Millions of pounds worth of earrings, necklaces, bracelets and other pieces are set aside and forgotten as a result of changing tastes, according to Bonhams. Other incredible finds range from a £20,000 diamond ring buried in a back garden; an art deco brooch bequeathed to a young girl by her grandmother and considered ‘costume jewellery’ until it was valued and sold for £12,500; and a ring inherited from a client’s grandmother that was revealed as an ultra-rare Burmese unheated ruby which sold for £134,500.

Jean Ghika, head of jewellery in the UK and Europe at Bonhams, said: “We estimate there is at least £60 million worth of unwanted jewellery that owners have forgotten or never worn just waiting for a new home. Many clients tell us they had forgotten about a piece of jewellery that might have been handed down to them when an elderly relative passed away or that it was just sitting in a safe deposit box and not being worn and enjoyed. A lot of people have no idea just how valuable these pieces could be.”

Hundreds of pieces of jewellery are valued for free every year with a view to sale by Bonhams during its long-running Jewellery in June campaign. Jewellery prices have been rising in recent years as investors ignore stocks and shares in favour of more tangible commodities like diamonds, gemstones and collectible pieces. Jean Ghika added: “We’re asking everyone to have a look in their drawers and jewellery boxes, dust off any items they haven’t worn for several years or may not know much about and bring them in to any one of our regional offices during June. It’s incredibly exciting not knowing what pieces will be brought in. Over the years we’ve had some astonishing finds, with items brought to us in carrier bags or wrapped in tea towels. The jewellery market is very robust at the moment and items such as natural pearls and good quality diamonds and coloured gemstones are achieving excellent prices.”

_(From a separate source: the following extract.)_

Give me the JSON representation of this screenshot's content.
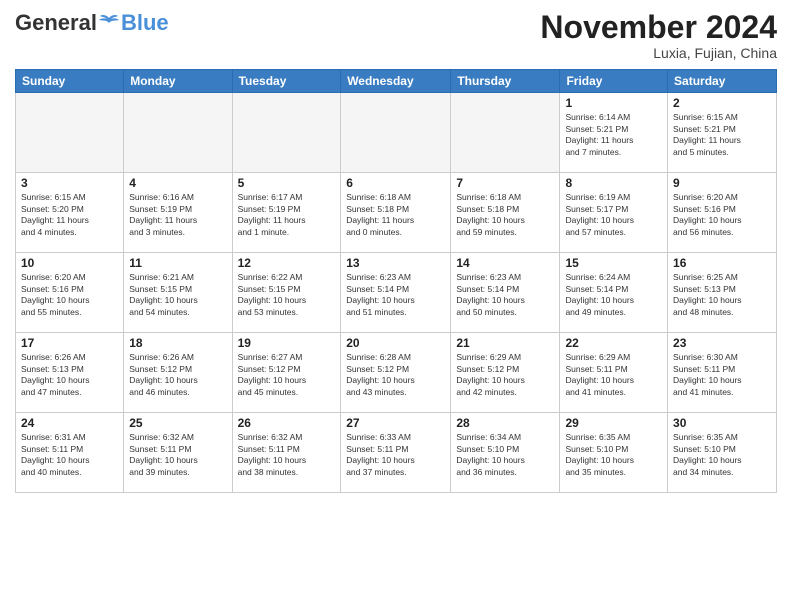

Other incredible finds include: a 4.50 carats single-stone ruby ring, after Bonhams sent it away for testing, it turned out to be an ultra-rare Burmese unheated stone which sold for an eye-watering £134,500; a 5 carats brilliant cut diamond in an early 20th Century ring mount which was eventually sold for £20,000 by Bonhams London. A bright green bangle brought for valuation was identified as jade with an estimate of £20,000-£30,000. Bonhams went on to sell this in its Hong Kong salesroom for £443,500. An art deco multi-gem brooch was valued by Bonhams, and it was revealed to be Cartier and sold for £12,500 to a private collector. An antique amethyst necklace was sold by Bonhams for £6,000. A ring set with a rare light blue stone later sold for £100,000 to a Swiss collector.

Bonhams, this year, will hold over 40 dedicated jewellery auctions across the world, including London, New York and Hong Kong. Jean Ghika added: “Current market conditions for fine jewellery, most specifically period pieces, fine coloured gemstones, diamonds and natural pearls, has never been stronger. “During June, our team of jewellery specialists will be available to give confidential valuations, free of charge, on any piece of jewellery you may be considering for auction.”